None of those features applies. But we do live in an alarming world where Internet-driven activism can send very literal groups or individuals to the homes of people who are targeted, to confront them in public places, and to threaten direct violence or harm. Look at the diet of Internet-fueled conspiracy mania that inspired some recent mass killers, like the villain who attacked the Pittsburgh synagogue in 2018.
And if it is not yet on anything like that scale, such real world direct action is at least as much the work of Left groups as of a far-Right sect like QAnon. Through the Trump years, Left/Liberal conspiracy theories ran quite as rampant as QAnon, with a fully parallel range of internal incentives and rewards, and a similarly grandiloquent vision of oppression and resistance.
Seeing New Religions
This all has serious methodological implications for anyone wanting to track alternative religions. Just think through how we actually knew about these various marginal or fringe religious groups, and what resources were available for anyone wishing to discuss them. Think of the situation faced by a scholar in 1990, say, with one today.
Thirty or forty years ago, these groups had physical headquarters, with mailing addresses and staffs. In some cases, these places were imposing or even frightening think “cult compound.” Movements published literature under their own name, or, commonly, under the name of a thinly disguised front group, which was easily enough penetrated. Groups had visible leaders, some aggressively public or outspoken, others more discreet and publicity-shy: “reclusive” was the common term. Either way, they gave the group a recognizable face: there was someone to understand, investigate, and often, to hate. Think “cult” and what comes to mind? It’s usually a face or an individual: Jim Jones, David Koresh, Charles Manson, or Bhagwan Shri Rajneesh, or Japan’s Shoko Asahara (of Aum Shinrikyo notoriety).
There were actual groups of members who met face to face, perhaps who actually lived in some common or shared property. They did things together, whether that was physical work or street evangelism. You actually saw them doing things, and maybe you found those activities intriguing, or infuriating. Some groups wore actual uniforms, or at least dressed and wore their hair in very distinctive ways. You saw them at street corners or airports.

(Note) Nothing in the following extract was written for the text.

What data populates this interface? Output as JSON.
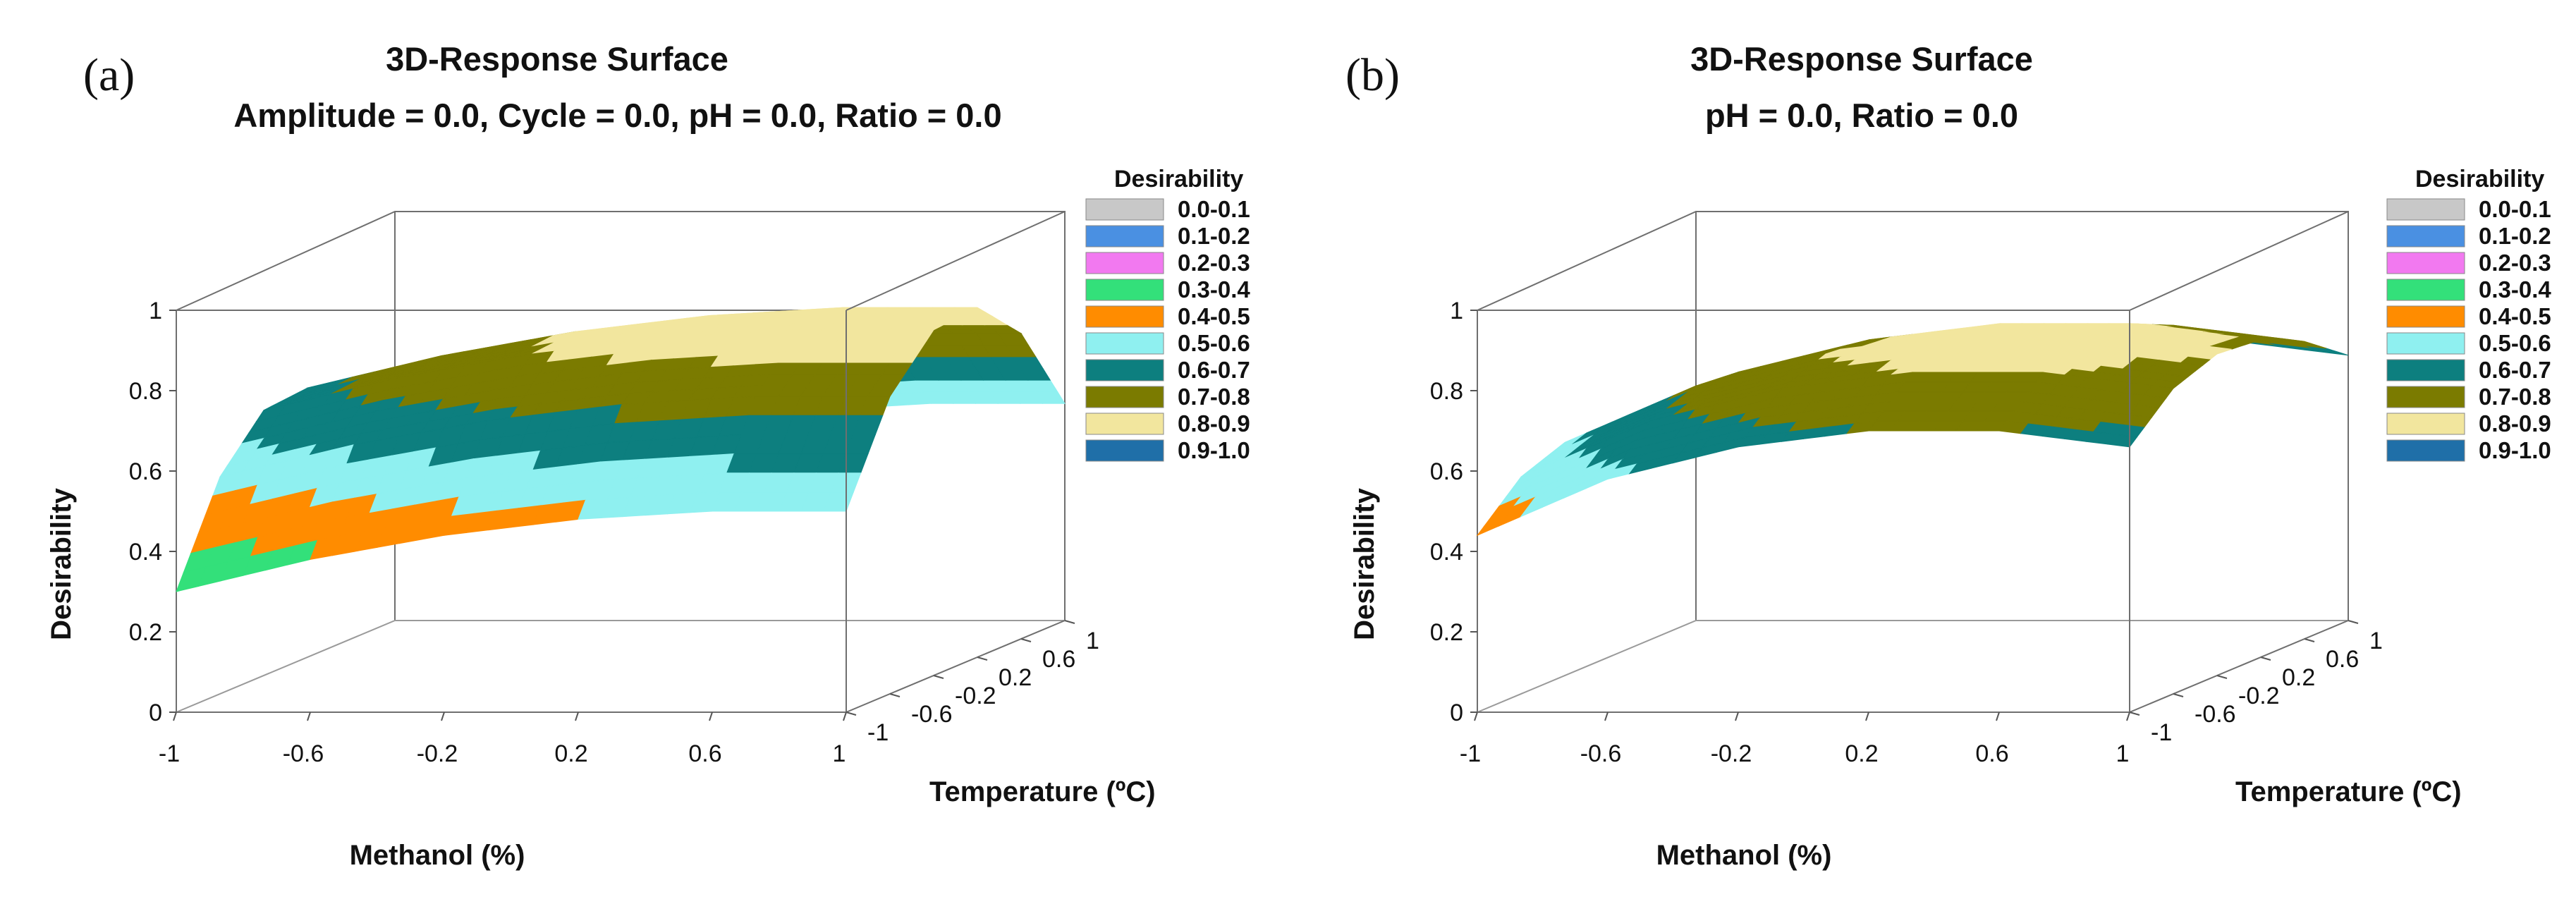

When some left or defected, as a few invariably did, there were “apostates” aplenty to expose their experiences and fuel journalistic investigations and headlines. When those involved sexual exploitation or threats of violence, the news cameras and documentary makers were ready to roll: there assuredly would be film at eleven. The exposé books would follow, and you found them on the True Crime shelves of your local bookstore. Younger readers should consult Wikipedia to discover what a “bookstore” was. Also “film at eleven.”
Based on these various observations, substantial bodies of scholarly literature discussed how individuals were attracted to these groups, how they were recruited and/or converted, how and why some defected and some remained loyal.
Now compare those modern online “sects.” I won’t go point by point here, but none of the above apply. A “sect” may have a million adherents, but they are not “members” in anything like the traditional sense, nor are there leaders, nor headquarters, nor places, and precious few apostates or defectors … How, for heaven’s sake, do you study a cult like QAnon? But if we don’t study QAnon as a New Religious Movement – a NRM – then there is something profoundly lacking in our concept of NRMs.
Cults and cult behaviors did not die. They just morphed into forms where we can no longer track or observe them by anything resembling traditional methods.